The correspondence pugilism between CAA and AMC over the agency’s lawsuit with former The Walking Dead showrunner Frank Darabont against the entertainment company over unpaid fees, self-dealing, gross receipts and other claims just put its brass knuckles on again. “AMC’s document requests clearly exceed the bounds of legitimate discovery, as they go far beyond any issues relevant to the instant litigation. Worse, they are manifestly so burdensome and overbroad that compliance would be all but impossible,” said the agency’s lawyer Jerry Bernstein in letter sent this week to Justice Eileen Bransten of the Supreme Court of New York. The correspondence seeking a conference to find resolution in the matter is in response to a letter AMC sent two weeks ago to Her Honor seeking a wide swath of confidential documents from the agency for the case.
“Such a wholesale disclosure of the confidential information of potentially thousands of clients would be devastating to CAA’s reputation and business, would greatly damage CAA’s relationship with its clients, and would have a chilling effect on its competitive position in the marketplace,” the dense July 1 letter says (read it here). “Although prominent, CAA is certainly not the only talent agency in the entertainment industry. CAA’s clients would be outraged at the disclosure of their private information in litigation they are not parties to,” the Blank Rome attorney added. “Moreover, they would not be satisfied that even a ‘highly confidential’ designation of their documents would protect their privacy and their business interests.”
“In summary, AMC is seeking to fish through thousands of files of thousands of CAA clients who have nothing to do with this litigation, even though these files will not answer the questions of what AMC should be imputing as a fair market license fee for the Series or whether AMC properly accounted for production tax credits on the Series,” Bernstein wrote to the judge. “Such an unfettered search through CAA’s clients’ files should not be permitted.”
This all started when CAA and Darabont filed a multi-claim complaint on December 17 last year alleging that they were essentially scammed out of contractually assured profits from the hugely successful zombie apocalypse series and that AMC played a “self-dealing” artificially low license-fee shell game with the show based on Robert Kirkman’s graphic novels. AMC has insisted that wasn’t the case. In fact, the cable network reveled in paperwork of their own that Darabont had been paid out nearly $3 million for his work on the first two seasons of WD before being booted off the show he helped create in late July 2011. Since then it has been an almost constant volley of correspondence, with both sides demanding documents from the other and urging Bransten to find in their favor.

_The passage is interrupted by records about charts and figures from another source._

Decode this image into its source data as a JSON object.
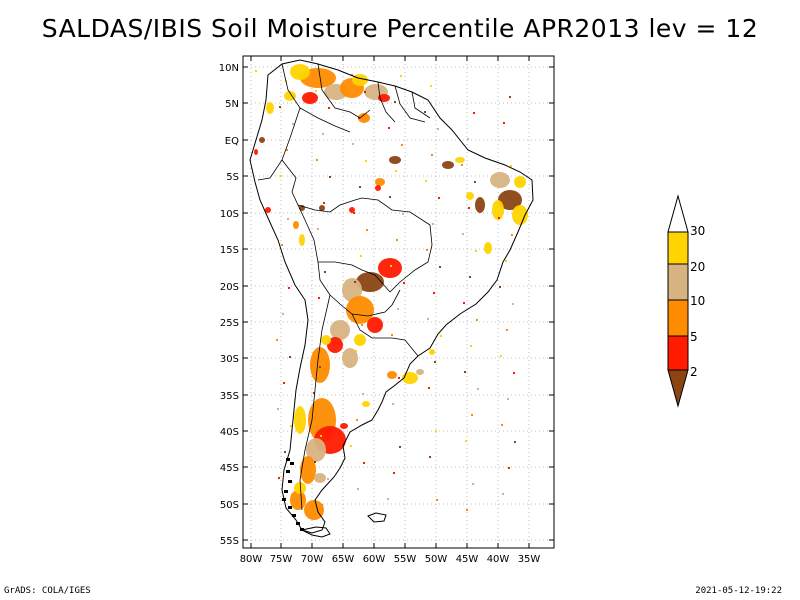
{
  "title": "SALDAS/IBIS Soil Moisture Percentile APR2013 lev = 12",
  "footer": {
    "credit": "GrADS: COLA/IGES",
    "timestamp": "2021-05-12-19:22"
  },
  "lat_labels": [
    "10N",
    "5N",
    "EQ",
    "5S",
    "10S",
    "15S",
    "20S",
    "25S",
    "30S",
    "35S",
    "40S",
    "45S",
    "50S",
    "55S"
  ],
  "lon_labels": [
    "80W",
    "75W",
    "70W",
    "65W",
    "60W",
    "55W",
    "50W",
    "45W",
    "40W",
    "35W"
  ],
  "legend": {
    "labels": [
      "30",
      "20",
      "10",
      "5",
      "2"
    ],
    "colors": {
      "above": "#ffffff",
      "c20_30": "#ffd400",
      "c10_20": "#d8b382",
      "c5_10": "#ff8c00",
      "c2_5": "#ff1a00",
      "below2": "#8b4513"
    }
  },
  "palette": {
    "brown": "#8b4513",
    "red": "#ff1a00",
    "orange": "#ff8c00",
    "tan": "#d8b382",
    "yellow": "#ffd400"
  }
}
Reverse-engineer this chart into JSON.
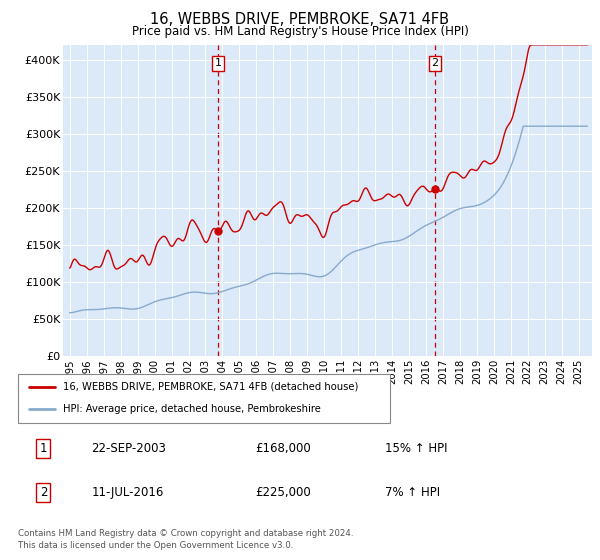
{
  "title": "16, WEBBS DRIVE, PEMBROKE, SA71 4FB",
  "subtitle": "Price paid vs. HM Land Registry's House Price Index (HPI)",
  "ytick_values": [
    0,
    50000,
    100000,
    150000,
    200000,
    250000,
    300000,
    350000,
    400000
  ],
  "ytick_labels": [
    "£0",
    "£50K",
    "£100K",
    "£150K",
    "£200K",
    "£250K",
    "£300K",
    "£350K",
    "£400K"
  ],
  "ylim": [
    0,
    420000
  ],
  "xlim_start": 1994.6,
  "xlim_end": 2025.8,
  "bg_color": "#dce9f8",
  "red_color": "#cc0000",
  "blue_color": "#88aacc",
  "marker1_date": 2003.73,
  "marker1_price": 168000,
  "marker2_date": 2016.53,
  "marker2_price": 225000,
  "legend_line1": "16, WEBBS DRIVE, PEMBROKE, SA71 4FB (detached house)",
  "legend_line2": "HPI: Average price, detached house, Pembrokeshire",
  "footnote": "Contains HM Land Registry data © Crown copyright and database right 2024.\nThis data is licensed under the Open Government Licence v3.0.",
  "table_row1": [
    "1",
    "22-SEP-2003",
    "£168,000",
    "15% ↑ HPI"
  ],
  "table_row2": [
    "2",
    "11-JUL-2016",
    "£225,000",
    "7% ↑ HPI"
  ]
}
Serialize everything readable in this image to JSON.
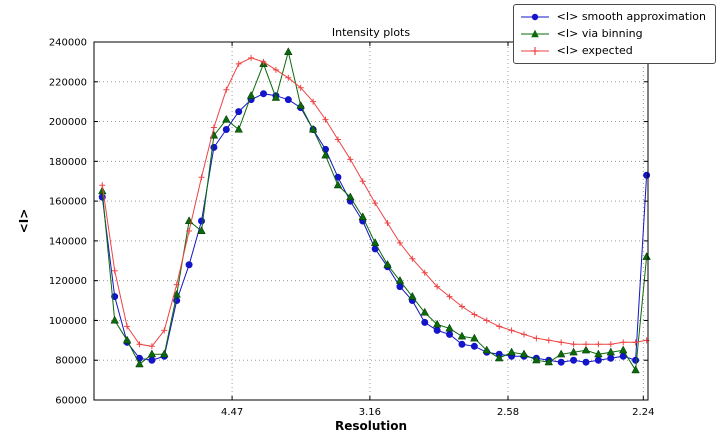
{
  "chart_data": {
    "type": "line",
    "title": "Intensity plots",
    "xlabel": "Resolution",
    "ylabel": "<I>",
    "grid": true,
    "legend_position": "upper right outside axes",
    "xlim": [
      0,
      0.201
    ],
    "ylim": [
      60000,
      240000
    ],
    "yticks": [
      60000,
      80000,
      100000,
      120000,
      140000,
      160000,
      180000,
      200000,
      220000,
      240000
    ],
    "xticks": [
      {
        "value": 0.0501,
        "label": "4.47"
      },
      {
        "value": 0.1001,
        "label": "3.16"
      },
      {
        "value": 0.1502,
        "label": "2.58"
      },
      {
        "value": 0.1993,
        "label": "2.24"
      }
    ],
    "x": [
      0.003,
      0.0075,
      0.012,
      0.0165,
      0.021,
      0.0255,
      0.03,
      0.0345,
      0.039,
      0.0435,
      0.048,
      0.0525,
      0.057,
      0.0615,
      0.066,
      0.0705,
      0.075,
      0.0795,
      0.084,
      0.0885,
      0.093,
      0.0975,
      0.102,
      0.1065,
      0.111,
      0.1155,
      0.12,
      0.1245,
      0.129,
      0.1335,
      0.138,
      0.1425,
      0.147,
      0.1515,
      0.156,
      0.1605,
      0.165,
      0.1695,
      0.174,
      0.1785,
      0.183,
      0.1875,
      0.192,
      0.1965,
      0.2005
    ],
    "series": [
      {
        "id": "smooth",
        "name": "<I> smooth approximation",
        "color": "#1414c8",
        "marker": "circle",
        "values": [
          162000,
          112000,
          89000,
          81000,
          80000,
          82000,
          110000,
          128000,
          150000,
          187000,
          196000,
          205000,
          211000,
          214000,
          213000,
          211000,
          207000,
          196000,
          186000,
          172000,
          160000,
          150000,
          136000,
          127000,
          117000,
          110000,
          99000,
          95000,
          93000,
          88000,
          87000,
          84000,
          83000,
          82000,
          82000,
          81000,
          80000,
          79000,
          80000,
          79000,
          80000,
          81000,
          82000,
          80000,
          173000
        ]
      },
      {
        "id": "binning",
        "name": "<I> via binning",
        "color": "#0b6b0b",
        "marker": "triangle",
        "values": [
          165000,
          100000,
          90000,
          78000,
          83000,
          83000,
          113000,
          150000,
          145000,
          193000,
          201000,
          196000,
          213000,
          229000,
          212000,
          235000,
          208000,
          196000,
          183000,
          168000,
          162000,
          152000,
          139000,
          128000,
          120000,
          112000,
          104000,
          98000,
          96000,
          92000,
          91000,
          85000,
          81000,
          84000,
          83000,
          80000,
          79000,
          83000,
          84000,
          85000,
          83000,
          84000,
          85000,
          75000,
          132000
        ]
      },
      {
        "id": "expected",
        "name": "<I> expected",
        "color": "#ee4444",
        "marker": "plus",
        "values": [
          168000,
          125000,
          97000,
          88000,
          87000,
          95000,
          118000,
          145000,
          172000,
          197000,
          216000,
          229000,
          232000,
          230000,
          226000,
          222000,
          217000,
          210000,
          201000,
          191000,
          181000,
          170000,
          159000,
          149000,
          139000,
          131000,
          124000,
          117000,
          112000,
          107000,
          103000,
          100000,
          97000,
          95000,
          93000,
          91000,
          90000,
          89000,
          88000,
          88000,
          88000,
          88000,
          89000,
          89000,
          90000
        ]
      }
    ]
  }
}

Which she did last month for CAA and Darabont.
On June 5, the judge ruled that AMC had to hand over licensing agreements AMC had with Sony over Breaking Bad and with Lionsgate over Mad Men for the producer and the agency’s lawyers to look at. Something that AMC really didn’t want to do. AMC’s letter to Bransten on June 16 was in many ways a counter move to that ruling — a move the plaintiffs clearly think is intended to be more than a little disruptive. “The burdens associated with gathering this information from the largest talent agency in the world, notifying all its clients and their counsel, and dealing with the inevitable fallout from unhappy clients and the negative press reports that would accompany such disclosure would be enormous,” says Bernstein.
We’ll see what the judge says.
Marc E. Kasowitz, Aaron H. Marks, John Berlinski and Mansi Shah of Kasowitz Benson Torres & Friedman LLP NYC and LA offices are representing AMC in the matter. Bernstein and Harris Cogan of NYC firm Blank Rome LLP along with Dale Kinsella represent Darabont and CAA plus Chad Fitzgerald and Aaron Liskin of Santa Monica firm Kinsella Weitzman Iser Kump & Aldisert LLP.